In certain cases, the selloff in lower-rated credits has reflected a “general risk-off trade” in the sector and has been “indiscriminate” in terms of such factors as asset quality and hedging profile, Spicer said. He cites the example of private E&P Chaparral Energy Inc., whose production is 100% hedged in 2015 and about 60% hedged for next year. The company’s 7.625% note, due in 2022, recently traded in the high 50’s cents on the dollar.
“There’s not a lot of commodity risk, and the market is pricing the bond as if the current oil prices are unchanged at these levels for the next three to four years,” he said. “The market is certainly not pricing in any type of recovery.”
Self-Help Options
As self-help strategies for E&Ps still feeling squeezed by a liquidity shortfall, Spicer listed his “top three” items: capex reductions, high-grading of assets and pushing back on oilfield service costs.
Also offering support is a widening investor pool. “The profile of investors looking at the space has really expanded,” he said. “There’s a lot of new capital that’s trying to get up to speed on the space, often nontraditional high-yield investors such as distressed hedge fund investors or private equity that are looking for opportunities.”
Some E&Ps are discussing second lien transactions as a funding source. Typically, these were E&Ps with fairly high utilization of their revolvers going into the downturn that were either burning through cash or anticipating negative borrowing base redeterminations.
“My sense is that we’ll see these come sooner rather than later, because you never want to issue debt when your back is up against the wall,” he said. “The whole objective is to preserve liquidity to get to the other side of the downturn.”
Mark Ammerman, managing director with Scotiabank, heads up energy banking activities in the U.S. and oversees much of the Toronto-based bank’s international operations, including Latin America, Europe and Asia Pacific. Asian investors may represent an additional financing source for E&Ps beyond such channels as issuing second lien paper or selling assets, he said.

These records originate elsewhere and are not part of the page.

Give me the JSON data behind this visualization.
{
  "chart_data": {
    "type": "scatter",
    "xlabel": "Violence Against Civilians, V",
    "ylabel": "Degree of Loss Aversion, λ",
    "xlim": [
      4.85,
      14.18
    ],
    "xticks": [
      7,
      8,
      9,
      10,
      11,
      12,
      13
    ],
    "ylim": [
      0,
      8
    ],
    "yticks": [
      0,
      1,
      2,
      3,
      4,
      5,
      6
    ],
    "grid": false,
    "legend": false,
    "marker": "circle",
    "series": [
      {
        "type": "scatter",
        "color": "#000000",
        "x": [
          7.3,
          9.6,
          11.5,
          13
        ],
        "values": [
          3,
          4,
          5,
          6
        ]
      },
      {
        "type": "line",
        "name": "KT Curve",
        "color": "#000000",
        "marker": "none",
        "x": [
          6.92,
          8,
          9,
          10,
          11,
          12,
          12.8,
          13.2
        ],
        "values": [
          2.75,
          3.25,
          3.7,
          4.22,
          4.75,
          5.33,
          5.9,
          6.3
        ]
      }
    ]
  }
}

“Our Asian investor base is all over us,” Ammerman noted. “Having bought into deals and done all these joint ventures in the Eagle Ford and the Permian at premium prices, they now have this opportunity to further buy into these properties at heavily discounted levels in what they consider a politically risk-free country. This is completely different from all the markets we’ve had in the past. The money is out there; we just don’t have the sellers, because, frankly, they haven’t capitulated yet.”
Scotiabank’s ability to chalk up a record A&D year in 2014 stemmed in part from property divestitures in Africa, the Middle East and the North Sea, with proceeds earmarked for reinvestment in North American unconventional basins, Ammerman said. With oilfield service costs in the U.S. down by 10% to 20%, and using strip prices for oil four years out, the Eagle Ford Shale, for example, still offers investment opportunities with IRRs of about 35% in secondary acreage and 75% in core areas.
Ammerman recounted how an Asian client was targeting a seemingly low IRR of 15% at current commodity prices. “But his thought was that a 15% IRR today is next year’s 30%, and an IRR of 50% the year after that, presuming oil prices go up. They want to come in and spend money today, before the perceived price upside materializes. They aren’t trying to pick the 80% returns in this price environment. Everyone is still making the bet that there is an escalation of price over a couple of years.”
Mezzanine providers are another funding source for E&Ps, with terms typically being around 15% for three years versus seven to 10-year high-yield paper carrying a coupon of 12% to 13%. Clients “are being called daily,” Ammerman said.